Jetzt ging es ihr gut!
Das Leben war wundervoll!
Sie tanzte durchs Zimmer, übersah die kritischen Blicke Bertas, schaltete den Fernseher ein, schlich noch einmal ins Bad, gönnte sich noch ein paar Schlückchen.
Ich muss wieder für Nachschub sorgen! dachte sie, bevor sie auf dem Sofa einschlief.

Sophia

Sophia war mit den Nerven am Ende. Sie wusste, dass Aurelia trank, konnte es aber nicht beweisen. Sie würde Stefans Kind, ihre Nichte oder ihren Neffen umbringen oder schwer schädigen.

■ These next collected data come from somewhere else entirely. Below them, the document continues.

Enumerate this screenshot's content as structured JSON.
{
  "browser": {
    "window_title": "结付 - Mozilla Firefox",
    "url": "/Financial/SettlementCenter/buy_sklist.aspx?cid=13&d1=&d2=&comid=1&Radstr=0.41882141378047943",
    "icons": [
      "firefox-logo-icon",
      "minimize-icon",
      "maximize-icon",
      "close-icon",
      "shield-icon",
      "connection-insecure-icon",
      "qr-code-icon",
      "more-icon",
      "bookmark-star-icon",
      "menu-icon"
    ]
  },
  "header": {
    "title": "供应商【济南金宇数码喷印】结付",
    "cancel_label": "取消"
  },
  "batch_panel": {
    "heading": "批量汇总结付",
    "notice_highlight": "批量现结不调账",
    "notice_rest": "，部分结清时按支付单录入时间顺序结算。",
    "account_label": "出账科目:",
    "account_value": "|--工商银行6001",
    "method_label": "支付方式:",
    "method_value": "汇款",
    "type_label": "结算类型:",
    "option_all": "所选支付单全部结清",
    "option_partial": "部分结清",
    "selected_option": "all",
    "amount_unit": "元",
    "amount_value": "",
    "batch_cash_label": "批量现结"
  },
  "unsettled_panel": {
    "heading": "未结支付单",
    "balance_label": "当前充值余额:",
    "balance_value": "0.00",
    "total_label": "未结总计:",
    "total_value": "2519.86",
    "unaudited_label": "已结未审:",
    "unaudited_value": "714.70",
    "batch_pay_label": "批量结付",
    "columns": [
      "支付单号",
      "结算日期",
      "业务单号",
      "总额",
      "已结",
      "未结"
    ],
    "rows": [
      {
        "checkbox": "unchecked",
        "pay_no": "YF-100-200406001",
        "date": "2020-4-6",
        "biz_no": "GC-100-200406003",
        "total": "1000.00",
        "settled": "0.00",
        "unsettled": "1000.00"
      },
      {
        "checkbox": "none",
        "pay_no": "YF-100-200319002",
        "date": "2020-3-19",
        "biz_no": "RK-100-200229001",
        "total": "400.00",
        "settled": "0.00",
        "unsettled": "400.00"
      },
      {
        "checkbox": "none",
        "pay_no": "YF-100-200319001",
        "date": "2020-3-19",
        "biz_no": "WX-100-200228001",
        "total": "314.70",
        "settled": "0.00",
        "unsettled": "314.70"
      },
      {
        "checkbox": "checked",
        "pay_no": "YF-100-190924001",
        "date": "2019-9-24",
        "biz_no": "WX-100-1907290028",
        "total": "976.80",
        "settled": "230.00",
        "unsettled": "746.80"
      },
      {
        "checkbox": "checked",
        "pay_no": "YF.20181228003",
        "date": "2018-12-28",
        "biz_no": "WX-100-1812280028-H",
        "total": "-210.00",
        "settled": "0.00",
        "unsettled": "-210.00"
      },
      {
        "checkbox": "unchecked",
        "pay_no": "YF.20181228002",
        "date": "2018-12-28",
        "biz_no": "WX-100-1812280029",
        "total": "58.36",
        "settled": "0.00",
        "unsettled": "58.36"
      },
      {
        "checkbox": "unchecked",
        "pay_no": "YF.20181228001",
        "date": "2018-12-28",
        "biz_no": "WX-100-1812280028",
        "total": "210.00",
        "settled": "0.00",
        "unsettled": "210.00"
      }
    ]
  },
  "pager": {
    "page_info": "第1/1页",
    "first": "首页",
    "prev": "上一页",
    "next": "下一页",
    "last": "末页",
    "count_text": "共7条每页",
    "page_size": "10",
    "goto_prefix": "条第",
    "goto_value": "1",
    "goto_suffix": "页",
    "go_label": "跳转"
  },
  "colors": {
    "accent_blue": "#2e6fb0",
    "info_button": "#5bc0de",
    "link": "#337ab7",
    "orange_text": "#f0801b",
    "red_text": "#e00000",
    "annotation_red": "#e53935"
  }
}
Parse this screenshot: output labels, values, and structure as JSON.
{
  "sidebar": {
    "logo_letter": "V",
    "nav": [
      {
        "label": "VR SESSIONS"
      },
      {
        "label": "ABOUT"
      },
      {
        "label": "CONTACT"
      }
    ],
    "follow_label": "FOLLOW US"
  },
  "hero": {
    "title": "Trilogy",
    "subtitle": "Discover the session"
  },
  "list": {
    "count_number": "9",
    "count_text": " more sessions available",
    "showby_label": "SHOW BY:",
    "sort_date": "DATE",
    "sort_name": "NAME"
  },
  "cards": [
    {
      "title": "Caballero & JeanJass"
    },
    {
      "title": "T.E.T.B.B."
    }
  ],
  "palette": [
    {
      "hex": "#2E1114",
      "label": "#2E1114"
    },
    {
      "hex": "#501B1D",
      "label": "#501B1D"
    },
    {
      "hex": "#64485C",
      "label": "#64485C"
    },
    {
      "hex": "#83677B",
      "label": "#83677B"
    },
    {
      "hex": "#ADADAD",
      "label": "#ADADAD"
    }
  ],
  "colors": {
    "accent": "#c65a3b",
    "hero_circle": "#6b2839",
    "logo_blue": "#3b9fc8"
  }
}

Sie wusste nicht, was sie tun sollte!
Sie war doch erst 19, musste sich auf das Studium konzentrieren, musste ihren Vater zufriedenstellen!
Aber sie musste sich auch um das Baby kümmern.
Warum verließ Stefan dieses Weib nicht endlich?
Warum hatte er sie auch noch schwängern müssen?

Sie verfluchte den Tag, an dem sie ihn überredet hatte, zu Aurelias Geburtstagsparty zu kommen!
Aber sie hatte doch nicht gedacht, dass er sich in diese Ehe quatschen lassen würde.
Nicht im Traum!
Ihr Bruder!
Gast in fast allen Betten dieser Stadt - und heiraten!
Ausgerechnet Aurelia!
Und jetzt hatte er eine Frau gefunden, die ihm wichtig zu sein schien, und hatte damit den Zorn des Alten auf sich gezogen!

Sie musste etwas tun, sie musste mit ihrem Vater sprechen.
Aber was würde dann aus dem Kind, wenn Stefan Aurelia verließ?
In ihrem Kopf drehten sich die Gedanken.
Sie hätte schreien mögen.
Ihre Angst und ihren Frust herausschreien.

Da öffnete sich die Haustüre, und der geliebte Bruder kam mit großen Schritten herein. Er beachtete sie nicht, stürmte sofort ins Arbeitszimmer von BigDaddy.

Sie konnte nicht anders, sie musste lauschen.